I then look to the area below my entry level for a long position, or the area above my entry level for a short position, and mark up any key support or resistance areas less than -50 pips from my entry level. I determine whether or not, if broken, price is likely to go in the direction of my trade or against. If I believe the levels are strong enough, I am likely to tighten my stop loss just above these levels for a short position or below these levels for a long position (but not too close so they can be taken out by small spikes).
Its important to note that with most, if not all, of my entry points, I intend on very little drawdown. The entry techniques for this strategy calls for price to turn ‘on the dime’, and violation of areas of entry immediately imply that a trade is not working out as planned. The areas marked up in between my entry level and default stop loss based on risk/reward are more or less ‘meters’ for me to ask “if price exceeds my entry level, where is it likely to turn next, and if it exceeds that level, am I calling it quits?”
Many times, clues on smaller timeframes can tell you that a trade will not work out as planned, and whether or not price is likely to continue moving against you. These opportunities allow you to close a position prior to your default stop loss getting hit, thereby incurring a smaller loss. Additionally, they allow you to reverse a position and trade in the direction of the prevailing trend.

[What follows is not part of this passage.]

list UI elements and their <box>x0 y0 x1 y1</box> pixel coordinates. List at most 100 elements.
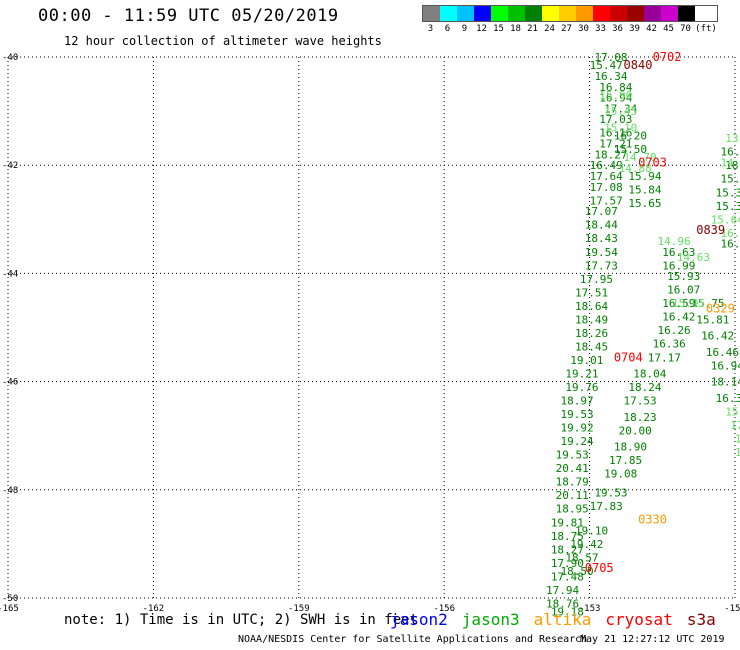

In the example below, a long EUR/USD position was taken at 1.3080, with a profit target of +151 pips and a default stop loss at -50 pips based on 1:3 risk/reward. Price moved in favor of the trade for +59 pips before coming back and taking out 1.3080, the original entry point. Price then began using 1.3080 as resistance, waving a red flag that it is likely to continue moving lower, and against your intended trade. In a situation such as this, after seeing price use 1.3080 as resistance, there is little reason to leave the trade running against you and waiting for your default stop loss to get hit for -50 pips, when you could be out of the trade for only -10 to -20, and profiting from a newly created short position.
Many traders don’t pay close enough attention to these clues and it only hurts them in terms of overall performance. Focus, and more importantly, reaction to these clues is essential.
It’s not uncommon for a trader to get “married” to a position, and maintain their directional bias, when clues on smaller timeframes blatantly tell them that price is doing otherwise. Quick response by trading what you see and disregard of your prior bias is the only way out of it.